Brazil's Jair Bolsonaro copycats Trump with baseless claims of voter fraud while raising fears of election violence worse than January 6
- Brazil's Jair Bolsonaro is following Trump's lead by pushing baseless claims of mass voter fraud.
- Facing reelection next year, President Bolsonaro's approval numbers have plummeted.
- Bolsonaro is raising fears of the potential for violence if he doesn't accept the election result.
Brazilian President Jair Bolsonaro is again mimicking the behavior of former President Donald Trump by pushing unfounded claims of voter fraud as he vies for reelection.
Bolsonaro, the far right leader who's been called the "Brazilian Donald Trump" or the "Trump of the Tropics," is also raising fears he'll follow Trump's lead even further by objecting to the results if he loses at the polls next year - increasing the potential for violence.
"If he loses the election, he can mobilize the military forces, the police, the militias," Fernando Luiz Abrucio, a political scientist at the Getúlio Vargas Foundation, told the New York Times. "The degree of violence could be much greater than the episode in the US Capitol."
With a rapidly declining approval rating amid his disastrous handling of the COVID-19 pandemic, the Brazilian leader has been railing against his country's electronic voting system that has been in use for a quarter century. Bolsonaro wants voters to mark their choice on printed ballots or paper ballots, pushing the baseless notion that the current system opens the door for fraud.
Bolsonaro's attacks on the electoral process in Brazil are near-identical to Trump's efforts to undermine the voting process in the US in 2020, during which the US president zeroed in on mail-in voting. Like the Brazilian leader, Trump's poll numbers were in the dumps over much of the campaign season and his reelection prospects were dimming as he faced widespread criticism of his approach to the COVID-19 pandemic.
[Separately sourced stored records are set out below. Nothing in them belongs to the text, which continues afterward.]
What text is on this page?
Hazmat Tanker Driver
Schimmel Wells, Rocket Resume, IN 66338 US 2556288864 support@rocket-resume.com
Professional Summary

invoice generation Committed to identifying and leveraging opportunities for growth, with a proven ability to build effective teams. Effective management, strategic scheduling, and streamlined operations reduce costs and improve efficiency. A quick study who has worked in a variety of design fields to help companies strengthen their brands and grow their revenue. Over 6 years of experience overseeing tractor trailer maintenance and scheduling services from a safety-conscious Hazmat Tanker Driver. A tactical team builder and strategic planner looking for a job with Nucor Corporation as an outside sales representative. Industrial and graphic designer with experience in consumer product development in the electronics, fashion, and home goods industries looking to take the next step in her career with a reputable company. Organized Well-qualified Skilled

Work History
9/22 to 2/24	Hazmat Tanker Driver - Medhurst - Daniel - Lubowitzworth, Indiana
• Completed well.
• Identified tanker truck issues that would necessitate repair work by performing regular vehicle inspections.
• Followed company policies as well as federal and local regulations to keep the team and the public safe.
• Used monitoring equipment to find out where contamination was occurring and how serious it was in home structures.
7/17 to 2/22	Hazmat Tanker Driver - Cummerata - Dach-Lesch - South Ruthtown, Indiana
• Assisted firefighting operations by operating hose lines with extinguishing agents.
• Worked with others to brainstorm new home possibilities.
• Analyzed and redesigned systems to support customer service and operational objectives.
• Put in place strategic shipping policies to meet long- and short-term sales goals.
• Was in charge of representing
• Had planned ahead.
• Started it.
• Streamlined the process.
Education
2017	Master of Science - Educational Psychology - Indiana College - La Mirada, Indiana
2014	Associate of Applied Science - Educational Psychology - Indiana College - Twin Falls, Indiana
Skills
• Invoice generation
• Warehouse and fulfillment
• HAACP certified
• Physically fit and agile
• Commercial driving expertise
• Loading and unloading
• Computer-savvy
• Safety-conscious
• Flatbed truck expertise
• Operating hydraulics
"If there are no printed ballots, it is a sign that there will be no election," Bolsonaro said during a speech in May.
Similarly, Trump during an interview last July said, "I think mail-in voting is going to rig the election."
Brazil's congress on Tuesday rejected a proposal pushed by Bolsonaro and his allies to require paper ballots. In the hours leading up to the vote, Bolsonaro's government held military parade in the capital of Brasilia that featured armored tanks. Critics said it was a blatant attempt to project strength and intimidate opponents.
Bolsonaro, who has openly defended the brutal dictatorship that ruled Brazil from 1964 to 1985 and was responsible for many atrocities, in an interview two decades ago said he'd stage a military takeover of his country. Bolsonaro at the time said he'd mount a coup the "same day" he became president.
"There's not even the littlest doubt," Bolsonaro said in the interview. "I'd stage a coup the same day, the same day. Congress doesn't work. I'm sure at least 90 percent of people would party and clap."
President Joe Biden's national security advisor, Jake Sullivan, during a recent visit to Brazil warned Bolsonaro against undermining the integrity of his country's elections given no evidence of mass fraud in prior Brazilian elections, a US official told the Folha de S.Paulo newspaper, per Reuters.